Rishi Sunak should use his upcoming Budget to enable the Bank of England to shift billions of pounds away from fossil fuels and towards a green recovery, tens of thousands of people told the Chancellor today.

A petition organised by campaign groups Positive Money, SumOfUs and 350.org, and signed by nearly 65,000 members of the public, delivered to Rishi Sunak today urges the Chancellor to make sure the Bank of England and the banks it regulates stop funding the climate crisis.

Sunak is expected to make highly anticipated updates to the Bank of England’s mandate to include a greater focus on climate, alongside next week’s Budget.
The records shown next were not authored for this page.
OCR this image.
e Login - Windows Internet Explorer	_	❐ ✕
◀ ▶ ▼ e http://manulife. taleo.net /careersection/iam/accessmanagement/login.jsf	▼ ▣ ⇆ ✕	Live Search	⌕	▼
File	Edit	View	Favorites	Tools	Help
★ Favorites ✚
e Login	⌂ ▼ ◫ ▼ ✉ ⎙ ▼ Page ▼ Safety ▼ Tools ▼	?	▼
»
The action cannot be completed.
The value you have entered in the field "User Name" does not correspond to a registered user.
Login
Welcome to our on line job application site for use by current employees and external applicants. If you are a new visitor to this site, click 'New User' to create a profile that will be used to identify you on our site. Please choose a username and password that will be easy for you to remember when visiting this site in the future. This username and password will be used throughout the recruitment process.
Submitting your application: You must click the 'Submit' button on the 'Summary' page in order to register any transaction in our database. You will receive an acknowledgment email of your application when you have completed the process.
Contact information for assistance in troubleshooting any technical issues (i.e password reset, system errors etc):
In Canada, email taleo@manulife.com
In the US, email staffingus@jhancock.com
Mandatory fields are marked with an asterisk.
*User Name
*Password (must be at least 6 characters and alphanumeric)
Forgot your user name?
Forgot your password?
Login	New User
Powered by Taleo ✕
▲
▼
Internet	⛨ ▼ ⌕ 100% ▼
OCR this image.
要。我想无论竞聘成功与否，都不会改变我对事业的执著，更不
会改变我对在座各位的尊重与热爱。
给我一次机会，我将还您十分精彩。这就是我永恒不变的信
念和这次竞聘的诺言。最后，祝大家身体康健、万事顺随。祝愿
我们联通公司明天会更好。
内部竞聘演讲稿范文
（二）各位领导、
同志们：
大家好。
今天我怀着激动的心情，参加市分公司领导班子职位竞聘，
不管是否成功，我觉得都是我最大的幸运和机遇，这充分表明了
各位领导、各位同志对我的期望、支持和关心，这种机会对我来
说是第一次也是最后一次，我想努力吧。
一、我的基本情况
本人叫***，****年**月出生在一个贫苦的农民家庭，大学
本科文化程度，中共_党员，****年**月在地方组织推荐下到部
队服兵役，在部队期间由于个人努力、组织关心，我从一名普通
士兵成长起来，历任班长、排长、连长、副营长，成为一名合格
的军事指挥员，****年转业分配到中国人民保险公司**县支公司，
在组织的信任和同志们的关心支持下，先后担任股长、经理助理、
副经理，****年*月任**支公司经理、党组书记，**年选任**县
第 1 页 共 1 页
It is currently unclear exactly what this mandate change will look like, but campaigners are calling for the new wording to ensure that the Bank of England:

  • Get its own house in order: The Bank of England stops subsidising the dirtiest sectors of the economy through its policies, such as its £20bn corporate bond purchase scheme, which is currently aligned with 3.5C warming, and involves the Bank buying debt issued by the likes of Shell and BP

  • Stops the banks it regulates fuelling climate breakdown: The Bank of England uses its regulatory toolkit to prevent UK banks pouring billions of pounds into risky fossil fuel projects

  • Provide more funding for green alternatives: The Bank of England works with the Treasury to instead support investment in sustainable job-creating projects, by helping to fund a National Infrastructure Bank, and introducing green incentives to its Term Funding Scheme, which provides cheaper funding to lenders

The petition echoes a letter Sunak received from 125 leading experts in November, which outlined three key changes to existing Bank of England schemes to allow Britain’s central bank to support a fairer and greener recovery from the Covid crisis.

As the institution tasked with overseeing Britain’s financial system, the Bank of England has a critical role to play in ensuring hundreds of billions of pounds are shifted away from fossil fuels and channeled into the green transition. But Britain’s central bank is currently falling behind its counterparts in other countries, such as Switzerland and Sweden, which have started excluding unsustainable assets from their market-shaping monetary policy operations.